A police service accessible to all

Tony addressing the sensory disabilities conference

Our police service should be accessible to all members of the community it serves, says Greater Manchester Police Commissioner Tony Lloyd.

This is National Deaf Awareness Week, and for the next two weeks, Tony is inviting people affected by sight or hearing loss to share their experiences on communicating with Greater Manchester Police (GMP).

The survey was launched at a conference held by the commissioner on Monday 19 May for people who are blind or visually impaired, or deaf or hearing impaired.

During the event, people with a range of sight and hearing disabilities, along with disability groups and service providers, spoke to Tony about what it was like to communicate with GMP and report crime. They discussed the lack of confidence experienced on both sides when people with and without disabilities communicate, and suggested improvements that could be made by GMP.

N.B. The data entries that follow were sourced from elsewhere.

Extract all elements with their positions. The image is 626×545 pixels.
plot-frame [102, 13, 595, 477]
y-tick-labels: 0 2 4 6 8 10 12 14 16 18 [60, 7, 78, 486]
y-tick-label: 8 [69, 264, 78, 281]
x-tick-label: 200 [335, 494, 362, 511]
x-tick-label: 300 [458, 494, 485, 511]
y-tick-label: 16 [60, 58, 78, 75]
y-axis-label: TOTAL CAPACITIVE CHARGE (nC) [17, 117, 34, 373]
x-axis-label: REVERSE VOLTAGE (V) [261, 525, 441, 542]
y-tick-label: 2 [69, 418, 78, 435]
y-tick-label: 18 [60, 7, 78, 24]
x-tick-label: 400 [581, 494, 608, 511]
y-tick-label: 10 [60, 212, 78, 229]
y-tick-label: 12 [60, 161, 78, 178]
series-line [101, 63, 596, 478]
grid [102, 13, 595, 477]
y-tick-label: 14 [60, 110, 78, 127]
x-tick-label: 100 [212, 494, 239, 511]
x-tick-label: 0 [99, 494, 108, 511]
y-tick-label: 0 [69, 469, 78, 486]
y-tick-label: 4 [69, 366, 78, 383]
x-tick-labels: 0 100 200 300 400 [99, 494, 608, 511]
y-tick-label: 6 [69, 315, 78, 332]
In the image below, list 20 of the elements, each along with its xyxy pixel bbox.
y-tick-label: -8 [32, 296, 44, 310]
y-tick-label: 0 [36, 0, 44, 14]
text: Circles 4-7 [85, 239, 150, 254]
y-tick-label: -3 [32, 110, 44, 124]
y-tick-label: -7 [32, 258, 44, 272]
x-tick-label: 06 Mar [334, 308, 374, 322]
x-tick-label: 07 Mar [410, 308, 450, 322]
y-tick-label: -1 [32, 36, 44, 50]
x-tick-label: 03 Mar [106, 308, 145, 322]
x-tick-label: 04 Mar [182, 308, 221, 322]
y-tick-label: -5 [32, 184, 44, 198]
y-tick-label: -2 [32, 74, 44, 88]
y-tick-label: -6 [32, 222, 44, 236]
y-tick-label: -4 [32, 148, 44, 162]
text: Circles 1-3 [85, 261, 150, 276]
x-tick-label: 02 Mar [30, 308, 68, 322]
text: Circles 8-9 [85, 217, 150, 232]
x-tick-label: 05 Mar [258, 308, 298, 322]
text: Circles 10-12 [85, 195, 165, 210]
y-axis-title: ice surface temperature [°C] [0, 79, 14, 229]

Speaking at the conference, Tony said:

“It’s quite right that our police service should serve all members of our community, including those with alternative communication needs. If that means finding ways to improve access to the police – whether at police stations themselves, when providing crime prevention advice, or when using the 101 non-emergency number, then these are things GMP need to look at.

“We are all on a journey, here, not just the police but all services. We all need to work harder to find ways to remove the – often unnecessary – barriers faced by people with disabilities in our community.”Tony Lloyd

Kimberley Burrows praised GMP for their online communications: “I really like that GMP use Twitter. For visually impaired people, Twitter is more accessible than other social media, and it’s a good way to connect.”

Ron Goulden, who has been blind since he was seven years old, said: “Events like these are good, but it’s really important that it leads to real change and improvements.”

Billy Lambert said: “Deaf people really value events like this. It’s a real positive that the police are willing to hear what we have to say.”